For once I didn’t wake with what felt like the world on my shoulders. For the first time in a long time, I was excited about the day ahead. I was awake with the birds had already showered and was currently sitting on the porch watching the sun rise.
I did plan to go for a run, but the weather wasn’t great. It wasn’t raining but the sky didn’t look promising, and I didn’t want to chance it. I finished what was in my cup before heading back inside.
Jake was still asleep, but I know he didn’t get in until late. After he dropped me home, he went back out to do the night patrol with Rocco. Speaking of Rocco night patrol is all he seemed to do.
Maybe he preferred it? I don’t know. Sighing I washed out my cup leaving it to dry on the dish rack. I was excited about tonight but a little nervous to. I had never patrolled through the night before.
Come to think of it I’d never patrolled at all.
What if something went wrong?
No, nope. I was not going to do that today. I wasn’t going to overthink something that hadn’t happened yet. I was going to show Jake and everyone else that I could do this and that I was capable.
By the time he woke I made breakfast and by that, I mean I went to the coffee shop and picked up bagels and coffee.
“You make these?”. He grinned.
I shook my head. “Do you remember the last time I tried to make something?”.
A laugh fell from his lips. “It was a great effort though”. Placing a kiss on my forehead his hands found my waist as he gently pulled me towards him. “What have you got planned for today?”.
“I was thinking of dropping by the college”.
“Yeah?”.
I nodded. “Do you think I’m wasting my time?”. I enrolled weeks ago and still hadn’t heard anything.
“No”. He frowned. “I think it’ll be good for you”.
I sat in the car for god knows how long.
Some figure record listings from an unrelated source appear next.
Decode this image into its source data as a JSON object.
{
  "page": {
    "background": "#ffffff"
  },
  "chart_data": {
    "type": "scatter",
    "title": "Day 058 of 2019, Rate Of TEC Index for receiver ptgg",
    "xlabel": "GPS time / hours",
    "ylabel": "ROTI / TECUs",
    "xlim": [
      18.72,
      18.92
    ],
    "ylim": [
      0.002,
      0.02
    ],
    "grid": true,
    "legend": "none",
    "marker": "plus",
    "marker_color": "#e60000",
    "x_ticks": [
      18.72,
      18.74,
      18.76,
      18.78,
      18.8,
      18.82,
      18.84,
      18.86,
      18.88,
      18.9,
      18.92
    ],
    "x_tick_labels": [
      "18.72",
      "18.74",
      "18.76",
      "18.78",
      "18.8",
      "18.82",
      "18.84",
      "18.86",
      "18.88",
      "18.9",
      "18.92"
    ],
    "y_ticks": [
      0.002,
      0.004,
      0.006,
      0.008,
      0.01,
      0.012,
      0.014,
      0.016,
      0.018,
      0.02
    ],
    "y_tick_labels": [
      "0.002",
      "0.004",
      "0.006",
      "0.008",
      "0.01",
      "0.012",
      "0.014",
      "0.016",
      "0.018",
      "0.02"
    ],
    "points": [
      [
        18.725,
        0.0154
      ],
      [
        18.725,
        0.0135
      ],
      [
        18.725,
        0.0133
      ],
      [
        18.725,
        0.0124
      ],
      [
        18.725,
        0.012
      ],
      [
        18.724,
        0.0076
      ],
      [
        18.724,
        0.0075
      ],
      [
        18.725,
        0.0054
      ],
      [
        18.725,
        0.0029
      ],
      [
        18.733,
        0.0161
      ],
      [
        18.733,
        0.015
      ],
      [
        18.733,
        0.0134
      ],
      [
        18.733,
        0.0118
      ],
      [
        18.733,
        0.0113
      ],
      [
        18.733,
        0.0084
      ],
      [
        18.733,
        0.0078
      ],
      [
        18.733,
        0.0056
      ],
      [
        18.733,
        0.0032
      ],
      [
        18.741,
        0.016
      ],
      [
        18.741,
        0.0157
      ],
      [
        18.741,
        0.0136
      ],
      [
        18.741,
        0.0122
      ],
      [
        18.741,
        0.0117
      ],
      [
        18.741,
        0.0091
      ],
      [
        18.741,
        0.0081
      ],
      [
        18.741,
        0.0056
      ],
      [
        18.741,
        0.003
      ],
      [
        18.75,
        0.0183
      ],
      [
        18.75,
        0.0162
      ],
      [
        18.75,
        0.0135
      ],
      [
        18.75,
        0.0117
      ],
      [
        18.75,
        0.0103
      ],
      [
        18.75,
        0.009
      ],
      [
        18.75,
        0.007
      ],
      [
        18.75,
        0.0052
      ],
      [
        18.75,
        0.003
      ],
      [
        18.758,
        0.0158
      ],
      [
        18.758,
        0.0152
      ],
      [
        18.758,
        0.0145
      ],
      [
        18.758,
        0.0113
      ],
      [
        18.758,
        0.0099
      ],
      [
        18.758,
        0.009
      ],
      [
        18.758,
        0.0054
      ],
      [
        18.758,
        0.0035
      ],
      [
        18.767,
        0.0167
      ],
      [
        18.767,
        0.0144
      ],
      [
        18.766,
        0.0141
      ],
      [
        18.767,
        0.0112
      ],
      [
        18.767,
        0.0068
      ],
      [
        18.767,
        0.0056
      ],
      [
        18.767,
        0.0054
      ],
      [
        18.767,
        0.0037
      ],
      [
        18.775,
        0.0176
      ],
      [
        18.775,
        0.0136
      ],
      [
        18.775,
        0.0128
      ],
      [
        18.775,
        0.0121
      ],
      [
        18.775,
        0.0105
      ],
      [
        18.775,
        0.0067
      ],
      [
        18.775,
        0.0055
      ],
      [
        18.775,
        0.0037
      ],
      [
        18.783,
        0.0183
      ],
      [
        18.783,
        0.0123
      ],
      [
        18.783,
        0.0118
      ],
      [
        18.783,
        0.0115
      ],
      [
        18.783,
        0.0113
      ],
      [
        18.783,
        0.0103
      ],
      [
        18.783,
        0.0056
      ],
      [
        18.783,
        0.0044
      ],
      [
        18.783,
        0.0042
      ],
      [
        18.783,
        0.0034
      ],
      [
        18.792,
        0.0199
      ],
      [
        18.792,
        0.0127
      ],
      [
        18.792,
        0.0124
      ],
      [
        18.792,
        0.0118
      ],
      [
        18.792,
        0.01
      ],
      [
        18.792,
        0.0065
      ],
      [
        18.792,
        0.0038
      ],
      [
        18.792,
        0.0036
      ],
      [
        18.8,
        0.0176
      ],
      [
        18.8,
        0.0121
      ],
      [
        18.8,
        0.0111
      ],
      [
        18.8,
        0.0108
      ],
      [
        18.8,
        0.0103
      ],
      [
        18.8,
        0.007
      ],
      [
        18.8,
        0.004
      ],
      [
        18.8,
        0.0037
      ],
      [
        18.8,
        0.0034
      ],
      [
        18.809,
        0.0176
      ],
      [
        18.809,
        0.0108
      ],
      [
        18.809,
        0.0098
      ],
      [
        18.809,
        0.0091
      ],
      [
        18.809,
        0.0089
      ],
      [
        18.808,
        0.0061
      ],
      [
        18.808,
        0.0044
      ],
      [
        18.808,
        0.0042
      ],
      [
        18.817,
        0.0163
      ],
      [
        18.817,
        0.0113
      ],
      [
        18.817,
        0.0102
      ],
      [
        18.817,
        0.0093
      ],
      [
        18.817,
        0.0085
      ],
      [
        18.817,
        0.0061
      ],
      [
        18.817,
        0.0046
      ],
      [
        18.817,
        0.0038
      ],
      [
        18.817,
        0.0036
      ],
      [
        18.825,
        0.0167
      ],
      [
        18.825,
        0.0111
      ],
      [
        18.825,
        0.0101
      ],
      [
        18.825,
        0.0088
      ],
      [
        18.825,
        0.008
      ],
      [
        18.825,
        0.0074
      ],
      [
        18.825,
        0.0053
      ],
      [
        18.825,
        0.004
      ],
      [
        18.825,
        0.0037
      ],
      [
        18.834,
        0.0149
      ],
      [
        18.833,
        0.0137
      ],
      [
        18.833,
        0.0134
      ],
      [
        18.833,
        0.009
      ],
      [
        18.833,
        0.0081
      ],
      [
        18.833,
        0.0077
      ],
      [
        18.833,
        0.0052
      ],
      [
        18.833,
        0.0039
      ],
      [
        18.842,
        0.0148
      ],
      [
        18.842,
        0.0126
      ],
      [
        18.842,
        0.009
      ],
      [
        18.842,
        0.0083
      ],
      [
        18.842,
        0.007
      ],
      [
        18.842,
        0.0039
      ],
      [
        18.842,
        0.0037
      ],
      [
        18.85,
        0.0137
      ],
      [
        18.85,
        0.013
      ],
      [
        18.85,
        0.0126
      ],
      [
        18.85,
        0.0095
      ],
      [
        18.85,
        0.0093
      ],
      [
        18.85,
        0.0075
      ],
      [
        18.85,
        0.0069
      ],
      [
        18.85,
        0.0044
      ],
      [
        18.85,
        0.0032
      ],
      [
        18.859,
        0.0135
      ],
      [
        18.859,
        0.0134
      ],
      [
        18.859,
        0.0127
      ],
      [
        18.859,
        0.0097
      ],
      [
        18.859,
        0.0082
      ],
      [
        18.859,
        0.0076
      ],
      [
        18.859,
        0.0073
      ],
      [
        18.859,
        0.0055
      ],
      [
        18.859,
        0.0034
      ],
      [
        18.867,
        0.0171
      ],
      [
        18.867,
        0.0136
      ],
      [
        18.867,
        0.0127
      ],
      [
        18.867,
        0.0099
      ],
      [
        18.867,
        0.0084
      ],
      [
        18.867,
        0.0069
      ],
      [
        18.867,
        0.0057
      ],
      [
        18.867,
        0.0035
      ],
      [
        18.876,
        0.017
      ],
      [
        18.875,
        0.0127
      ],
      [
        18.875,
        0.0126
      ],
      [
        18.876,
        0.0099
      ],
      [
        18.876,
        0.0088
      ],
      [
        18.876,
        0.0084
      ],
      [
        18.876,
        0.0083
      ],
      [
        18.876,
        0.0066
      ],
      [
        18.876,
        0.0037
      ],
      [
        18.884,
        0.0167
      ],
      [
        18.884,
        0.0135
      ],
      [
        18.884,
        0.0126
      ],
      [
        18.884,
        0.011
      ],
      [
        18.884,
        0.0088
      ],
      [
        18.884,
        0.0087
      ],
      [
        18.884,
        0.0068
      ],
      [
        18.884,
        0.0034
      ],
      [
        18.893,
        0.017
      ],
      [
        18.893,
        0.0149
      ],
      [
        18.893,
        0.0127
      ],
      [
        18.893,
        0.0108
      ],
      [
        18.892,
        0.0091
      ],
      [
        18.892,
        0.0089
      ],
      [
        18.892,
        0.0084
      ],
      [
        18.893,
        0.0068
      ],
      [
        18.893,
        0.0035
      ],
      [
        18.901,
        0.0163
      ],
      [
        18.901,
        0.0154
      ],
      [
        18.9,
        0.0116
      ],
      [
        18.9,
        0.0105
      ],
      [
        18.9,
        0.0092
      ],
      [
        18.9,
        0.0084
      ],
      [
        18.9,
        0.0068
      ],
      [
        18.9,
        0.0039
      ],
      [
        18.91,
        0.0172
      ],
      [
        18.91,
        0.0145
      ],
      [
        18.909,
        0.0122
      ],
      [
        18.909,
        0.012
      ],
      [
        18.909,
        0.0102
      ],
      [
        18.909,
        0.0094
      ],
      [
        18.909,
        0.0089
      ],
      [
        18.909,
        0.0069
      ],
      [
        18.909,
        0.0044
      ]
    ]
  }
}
I didn’t have the courage to go inside. Was being here a mistake? Was it a waste of time? What if I didn’t get accepted?
“It’s community college surely everyone gets accepted?”. I muttered.
I swear I was my own worst enemy at times.
I wasn’t going to find out anything from sitting here. Unbuckling my seat belt, I grabbed my purse and got out of the truck. I could do this I had nothing to be nervous about.
Was I even nervous?
The school year hadn’t started yet so I doubt any students would be here. Well unless they had the same idea as me. I stood by the entrance still not sure I wanted to go inside.
Could I really see myself going here?